Using that logic, or maybe the logic of the officer in Vietnam who explained, “we had to destroy the village to save it,” an article in the Wall Street Journal presents a plan to deal with the stagnant housing market and home mortgage crisis. It calls for lenders to demolish new houses that never sold or have been foreclosed upon and won’t sell. In that way a new demand for housing would be opened up, relieving the stressed market. At first I thought this was just said to make a point, a bit of hyperbole, but then I realized the writer was quite serious, quite, he got the idea out of The Economist, published in Britain (but talking about America).
The writer cited the fact that Uncle Sam has already invested trillions in mortgage related bailouts.
Well, for the most part, or for the whole part, I think the bailouts are wrong. If we have free enterprise, then we need free enterprise (although it needs to be fair enterprise as well). There needs to be some regulation to prevent imprudent and outright reckless practices that resulted in the home mortgage crisis. And certainly appropriate government agencies, local, state, and federal, should go after fraudulent practitioners in the mortgage trade.

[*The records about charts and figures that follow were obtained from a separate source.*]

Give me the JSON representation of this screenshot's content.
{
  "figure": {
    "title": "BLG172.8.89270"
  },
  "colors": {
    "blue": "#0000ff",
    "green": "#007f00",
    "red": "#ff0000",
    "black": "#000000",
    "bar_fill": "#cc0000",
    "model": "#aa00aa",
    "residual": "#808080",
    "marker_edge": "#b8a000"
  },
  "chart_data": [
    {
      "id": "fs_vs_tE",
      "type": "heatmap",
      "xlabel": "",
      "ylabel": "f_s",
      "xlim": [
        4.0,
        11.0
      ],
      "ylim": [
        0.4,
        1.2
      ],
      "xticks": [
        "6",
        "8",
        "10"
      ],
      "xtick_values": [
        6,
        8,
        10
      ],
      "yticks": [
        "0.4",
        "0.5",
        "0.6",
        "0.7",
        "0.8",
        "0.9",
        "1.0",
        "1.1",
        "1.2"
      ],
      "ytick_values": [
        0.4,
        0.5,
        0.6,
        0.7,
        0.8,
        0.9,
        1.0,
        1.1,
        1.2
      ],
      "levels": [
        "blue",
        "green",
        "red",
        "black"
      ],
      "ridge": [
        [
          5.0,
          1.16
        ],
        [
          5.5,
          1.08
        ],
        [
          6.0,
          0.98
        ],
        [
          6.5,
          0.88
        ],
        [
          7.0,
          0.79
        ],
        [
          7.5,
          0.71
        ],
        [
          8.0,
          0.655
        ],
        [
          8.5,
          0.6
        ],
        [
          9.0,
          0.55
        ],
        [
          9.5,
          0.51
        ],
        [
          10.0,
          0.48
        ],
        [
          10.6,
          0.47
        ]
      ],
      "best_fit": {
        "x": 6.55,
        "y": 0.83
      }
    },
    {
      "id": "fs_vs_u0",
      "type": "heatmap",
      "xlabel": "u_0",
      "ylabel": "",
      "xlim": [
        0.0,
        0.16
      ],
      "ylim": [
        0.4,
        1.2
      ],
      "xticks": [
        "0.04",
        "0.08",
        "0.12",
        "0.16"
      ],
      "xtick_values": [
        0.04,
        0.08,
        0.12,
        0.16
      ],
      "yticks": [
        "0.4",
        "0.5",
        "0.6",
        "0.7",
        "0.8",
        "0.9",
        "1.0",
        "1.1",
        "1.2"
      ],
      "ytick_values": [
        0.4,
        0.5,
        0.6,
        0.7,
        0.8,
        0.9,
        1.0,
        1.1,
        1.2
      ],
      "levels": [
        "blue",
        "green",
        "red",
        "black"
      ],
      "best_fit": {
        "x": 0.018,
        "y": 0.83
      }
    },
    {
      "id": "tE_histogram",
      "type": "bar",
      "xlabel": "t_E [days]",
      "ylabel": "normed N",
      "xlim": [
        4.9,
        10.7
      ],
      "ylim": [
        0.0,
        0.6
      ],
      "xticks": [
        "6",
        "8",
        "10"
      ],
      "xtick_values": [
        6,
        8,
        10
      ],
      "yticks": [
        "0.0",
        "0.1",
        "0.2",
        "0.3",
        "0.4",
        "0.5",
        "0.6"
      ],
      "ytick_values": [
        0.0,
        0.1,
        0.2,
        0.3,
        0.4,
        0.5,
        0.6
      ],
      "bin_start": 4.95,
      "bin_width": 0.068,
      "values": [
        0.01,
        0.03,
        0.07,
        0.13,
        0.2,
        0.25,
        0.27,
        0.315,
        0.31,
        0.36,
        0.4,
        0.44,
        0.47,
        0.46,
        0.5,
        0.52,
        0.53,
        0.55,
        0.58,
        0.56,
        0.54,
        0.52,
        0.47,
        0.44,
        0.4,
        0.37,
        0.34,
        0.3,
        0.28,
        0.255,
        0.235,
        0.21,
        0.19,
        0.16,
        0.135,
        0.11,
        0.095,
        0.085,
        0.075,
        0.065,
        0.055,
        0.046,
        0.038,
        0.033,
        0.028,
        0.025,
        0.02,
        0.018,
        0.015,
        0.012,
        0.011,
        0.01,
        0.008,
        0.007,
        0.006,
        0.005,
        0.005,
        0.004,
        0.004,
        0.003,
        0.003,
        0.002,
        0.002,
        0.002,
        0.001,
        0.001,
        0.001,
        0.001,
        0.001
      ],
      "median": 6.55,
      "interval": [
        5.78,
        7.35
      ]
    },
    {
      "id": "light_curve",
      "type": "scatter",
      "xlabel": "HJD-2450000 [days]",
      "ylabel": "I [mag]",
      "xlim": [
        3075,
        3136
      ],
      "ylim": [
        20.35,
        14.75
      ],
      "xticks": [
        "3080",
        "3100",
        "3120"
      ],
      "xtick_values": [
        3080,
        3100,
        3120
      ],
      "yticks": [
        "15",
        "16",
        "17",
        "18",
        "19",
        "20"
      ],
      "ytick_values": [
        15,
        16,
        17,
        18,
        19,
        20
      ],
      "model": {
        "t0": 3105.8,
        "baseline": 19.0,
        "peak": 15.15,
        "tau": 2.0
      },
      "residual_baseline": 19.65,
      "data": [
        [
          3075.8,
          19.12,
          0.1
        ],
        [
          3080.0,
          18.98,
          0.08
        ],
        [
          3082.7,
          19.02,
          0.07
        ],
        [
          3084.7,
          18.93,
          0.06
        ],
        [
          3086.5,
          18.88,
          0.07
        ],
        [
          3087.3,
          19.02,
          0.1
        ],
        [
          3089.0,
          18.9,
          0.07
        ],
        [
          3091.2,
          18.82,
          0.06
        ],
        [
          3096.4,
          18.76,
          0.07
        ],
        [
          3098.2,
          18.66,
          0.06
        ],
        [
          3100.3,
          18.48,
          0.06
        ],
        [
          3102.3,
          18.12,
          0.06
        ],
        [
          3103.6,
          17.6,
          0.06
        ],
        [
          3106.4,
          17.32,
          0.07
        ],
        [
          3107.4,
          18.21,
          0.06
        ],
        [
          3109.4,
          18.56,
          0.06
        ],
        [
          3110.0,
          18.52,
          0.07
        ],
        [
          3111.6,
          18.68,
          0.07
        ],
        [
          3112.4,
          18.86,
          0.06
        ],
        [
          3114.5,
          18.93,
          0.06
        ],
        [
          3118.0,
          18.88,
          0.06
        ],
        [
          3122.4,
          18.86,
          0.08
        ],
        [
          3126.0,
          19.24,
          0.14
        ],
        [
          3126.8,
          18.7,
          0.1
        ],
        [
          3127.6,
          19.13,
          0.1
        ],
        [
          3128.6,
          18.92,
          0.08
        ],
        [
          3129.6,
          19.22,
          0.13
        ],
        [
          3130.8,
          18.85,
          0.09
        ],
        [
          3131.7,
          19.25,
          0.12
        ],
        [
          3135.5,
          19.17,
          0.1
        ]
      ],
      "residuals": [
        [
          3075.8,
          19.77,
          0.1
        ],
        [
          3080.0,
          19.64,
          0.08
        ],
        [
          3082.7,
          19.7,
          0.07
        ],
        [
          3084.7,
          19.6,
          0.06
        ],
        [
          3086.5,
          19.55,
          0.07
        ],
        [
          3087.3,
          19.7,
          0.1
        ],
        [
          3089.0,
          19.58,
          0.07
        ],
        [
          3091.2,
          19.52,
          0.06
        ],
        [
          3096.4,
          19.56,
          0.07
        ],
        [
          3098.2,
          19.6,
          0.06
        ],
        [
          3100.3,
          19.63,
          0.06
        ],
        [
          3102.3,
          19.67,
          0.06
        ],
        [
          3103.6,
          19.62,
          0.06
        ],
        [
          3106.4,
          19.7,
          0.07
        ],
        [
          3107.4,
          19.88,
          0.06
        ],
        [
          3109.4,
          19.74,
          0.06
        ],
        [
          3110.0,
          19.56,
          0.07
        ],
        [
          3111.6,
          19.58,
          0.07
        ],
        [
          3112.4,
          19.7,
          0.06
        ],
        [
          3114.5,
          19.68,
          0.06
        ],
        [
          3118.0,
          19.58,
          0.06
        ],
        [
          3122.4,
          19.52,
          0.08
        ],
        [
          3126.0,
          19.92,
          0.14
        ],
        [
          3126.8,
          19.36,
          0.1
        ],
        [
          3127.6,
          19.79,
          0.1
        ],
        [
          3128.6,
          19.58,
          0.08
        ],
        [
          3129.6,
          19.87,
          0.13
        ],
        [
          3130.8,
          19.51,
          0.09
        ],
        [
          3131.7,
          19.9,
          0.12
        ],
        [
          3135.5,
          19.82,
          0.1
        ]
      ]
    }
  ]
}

If it is to be that some houses will never be lived in, can never be sold, perhaps demolition would be the way to go. It beats blight. Also, in many cases, new housing tracts are built over good to prime agricultural land. We’ve all seen this, but I personally witnessed the strangest thing, housing tracts in Salinas, Ca., being built on prime land (the world’s vegetable capital) right next to packing houses. Now if houses in a place like that were not being sold, demolishing them might not be a bad idea, the world food crisis being what it is.
What it seems we need, though, is to go back to the older method of financing housing, where a reasonable down payment is required, and some good evidence that the borrower should be able to repay the loan presented (there is always some gamble for both parties).
Of course if we do that we could wind up in the situation we were in decades ago when it became nearly impossible for a vast number of people to ever even think of buying a house.
Through the years there have been government programs, FHA, GI loans, Farm Home loans, to name a few, that have helped, they should be continued.
A major problem over the years was the lack of “affordable housing.” Builders like to do expensive homes if there is a market, because a lot more money can be made.
But it would seem that local governments, in conjunction with state and federal, would do well to promote affordable housing. It in turn promotes community pride, discourages crime, and strengthens the tax base.
The problem is figuring out a way to provide “affordable” housing, but not simply low cost homes that wind up being occupied by folks who do not have the resources or even desire to care for them.
I think there should be government subsidized housing, but there needs to be safeguards as to lending and borrowing requirements, and quality construction needs to be required.
There’s probably no easy way out of the mortgage crisis, but proper government oversight to prevent fraud and abuse in the future, and market forces themselves over time should bring things back to a more even keel.
Homes are to live in. They are to raise families in. They should be a long-term and relatively safe investment. They should not be constantly bought, sold, bought, sold, like commodities on the floor of the mercantile exchange.
Stability beats instability for enjoyable, healthy, and productive individual lives, and for our nation.